Assembleia geral mantém regras eleitorais na CBF praticamente inalteradas
Foto: Divulgação / CBF

As federações irão continuar tendo um peso maior nos votos das futuras eleições dentro da Confederação Brasileira de Futebol (CBF). Porém essa decisão teve a participação unânime dos clubes.

Na assembleia geral que foi marcada pra esta segunda-feira (7), a CBF decidiu manter a mesma estrutura de voto em suas eleições. Com isso os votos das federações terá peso 3, já o dos clubes a série A terão peso 2 e os da série B peso 1. Com isso, as federações irão conseguir definir sozinhas as eleições, já que juntas somarão 81 votos contra 60 dos clubes.

No entanto a cláusula de barreira foi alterada, que seria o apoio que o candidato precisa ter para que sua chapa seja aceita na candidatura.
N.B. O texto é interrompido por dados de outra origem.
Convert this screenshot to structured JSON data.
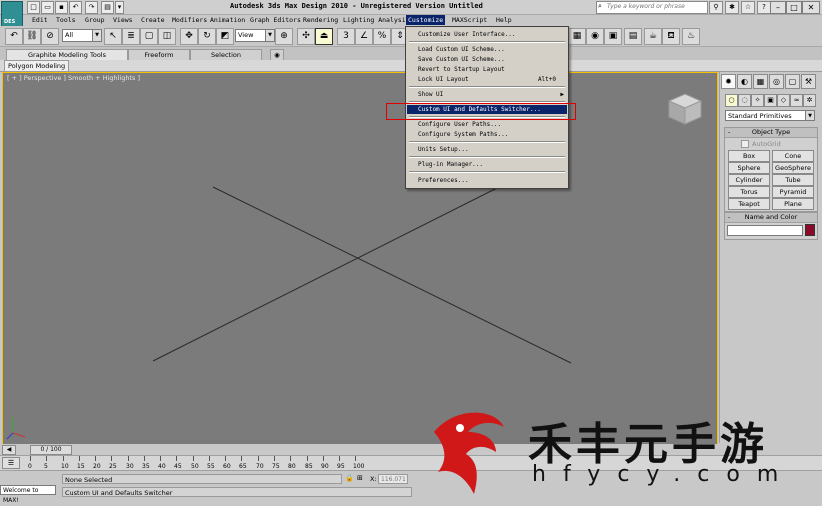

Antes disso, ele precisaria ter um suporte de pelo menos oito federações e também de cinco clubes que estejam na primeira divisão do brasileiro. Agora com a mudança, precisará apenas de quatro federações e quatro clubes, seja ele da série A ou B. Essa decisão foi unânime entre os 47 presentes, sendo eles as 27 federações e os representantes dos 20 clubes da série A.

A última vez que a CBF teria realizado uma assembleia foi em 2017, e nela tinha decidido quais seriam os pesos de votos. No entanto, nessa reunião somente as federações votaram, e os clubes da Série A não teve participação, algo que a MP determina pela Lei Pelé.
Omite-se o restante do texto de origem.